– Я о том, Ирина Николаевна, что никаких угроз, изнасилований и тому подобного не было, не правда ли?
– Да как же вы можете мне не верить? – Женщина уже готова была применить естественное оборонительное оружие – слезы, голос ее задрожал, ресницы беспомощно захлопали. – Я в самом страшном кошмаре не могла себе представить, что мой любимый мужчина, а я любила его, слышите, любила, будет относиться ко мне, как к какой-то непотребной девке…
Слезы уже катились по ресницам, Макарова их не вытирала, а только сложила свои изящные пальцы, как бы призывая небеса в свидетели ее слов.
«Уж слишком театрально», – усомнился про себя Веселкин, но вслух только попросил женщину успокоиться и налил воды из графина.
Макарова взяла стакан и маленькими глоточками, смешивая слезы с водой, стала пить.
Веселкин выждал момент между всхлипываниями.
– Через сколько времени после убийства гражданина Метлова вы позвонили в милицию?
– Я же рассказывала. – Макарова перестала плакать. – Как пришла в себя на кухне… под утро.
– А почему не позвонили сразу, когда увидели, что ваш сожитель не подает признаков жизни?
– Я же говорила – тряслась вся, была как в тумане… такое же не сразу осознать можно…
Веселкин закрыл папку и, не спуская глаз с обвиняемой, вбил главный вопрос:
– А когда Апассионату играли окровавленными пальцами, руки не тряслись?
Макарова спокойно поставила стакан на стол.
– С чего вы взяли? – Ее голос звучал глухо, но ровно.

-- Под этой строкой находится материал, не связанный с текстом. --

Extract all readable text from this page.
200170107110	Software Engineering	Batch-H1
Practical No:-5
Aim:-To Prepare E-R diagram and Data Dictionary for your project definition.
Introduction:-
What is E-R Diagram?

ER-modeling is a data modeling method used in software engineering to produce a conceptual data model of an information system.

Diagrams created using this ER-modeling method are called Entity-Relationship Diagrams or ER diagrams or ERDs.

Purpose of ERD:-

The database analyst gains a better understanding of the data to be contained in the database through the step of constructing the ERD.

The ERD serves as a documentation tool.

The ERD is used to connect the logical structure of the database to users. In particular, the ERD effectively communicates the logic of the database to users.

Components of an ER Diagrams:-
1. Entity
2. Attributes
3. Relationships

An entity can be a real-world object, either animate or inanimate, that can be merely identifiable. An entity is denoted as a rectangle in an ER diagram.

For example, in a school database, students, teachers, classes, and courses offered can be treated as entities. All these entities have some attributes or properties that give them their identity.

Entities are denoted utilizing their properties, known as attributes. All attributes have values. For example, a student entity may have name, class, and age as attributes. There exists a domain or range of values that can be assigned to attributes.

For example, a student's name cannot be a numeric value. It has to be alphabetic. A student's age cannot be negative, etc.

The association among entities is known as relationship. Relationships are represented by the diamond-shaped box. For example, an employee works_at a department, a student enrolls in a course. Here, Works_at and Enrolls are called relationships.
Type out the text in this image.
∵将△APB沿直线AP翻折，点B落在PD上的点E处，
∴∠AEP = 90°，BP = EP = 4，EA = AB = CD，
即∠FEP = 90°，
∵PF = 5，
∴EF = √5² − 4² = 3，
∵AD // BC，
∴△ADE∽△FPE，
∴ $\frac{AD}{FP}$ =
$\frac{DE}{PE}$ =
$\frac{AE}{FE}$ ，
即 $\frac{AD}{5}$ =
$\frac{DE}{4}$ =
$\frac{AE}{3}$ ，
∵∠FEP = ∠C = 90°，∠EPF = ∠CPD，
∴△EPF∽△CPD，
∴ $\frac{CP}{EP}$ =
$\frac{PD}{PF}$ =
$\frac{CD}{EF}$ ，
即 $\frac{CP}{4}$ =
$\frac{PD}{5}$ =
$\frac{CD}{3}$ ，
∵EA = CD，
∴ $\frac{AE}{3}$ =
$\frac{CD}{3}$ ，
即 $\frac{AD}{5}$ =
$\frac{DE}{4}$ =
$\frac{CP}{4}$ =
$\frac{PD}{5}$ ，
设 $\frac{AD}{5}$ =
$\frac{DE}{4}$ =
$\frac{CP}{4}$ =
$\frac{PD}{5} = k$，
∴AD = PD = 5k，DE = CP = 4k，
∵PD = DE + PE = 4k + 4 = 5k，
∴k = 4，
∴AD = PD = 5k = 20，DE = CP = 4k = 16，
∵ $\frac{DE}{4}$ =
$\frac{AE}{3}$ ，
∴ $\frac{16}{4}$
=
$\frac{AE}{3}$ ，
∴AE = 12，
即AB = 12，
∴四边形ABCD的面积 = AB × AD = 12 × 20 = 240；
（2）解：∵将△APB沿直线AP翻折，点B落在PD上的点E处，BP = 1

– Да по вашим отпечаткам на клавишах мы это взяли, Ирина Николаевна. На первом осмотре места преступления никто не догадался поднять крышку фортепьяно, а вы, верно, в полумраке не заметили следов крови на клавишах да и не догадались их вытереть. И так до самого утра играли, вот почему соседи не слышали стонов жертвы. Их опрашивали про шум драки, борьбы, крики и тому подобное, а про музыку у оперативников не хватило фантазии расспросить. А экспертиза показала, что умер-то гражданин Метлов не сразу, а тоже под утро. И характер ранений говорит о том, что наносились они с большими временными промежутками, а из этого следует, что вы, Ирина Николаевна, бросали время от времени игру, подходили к еще живому, но обездвиженному от потери крови и болевого шока Метлову и наносили очередной удар. Потом возвращались к роялю…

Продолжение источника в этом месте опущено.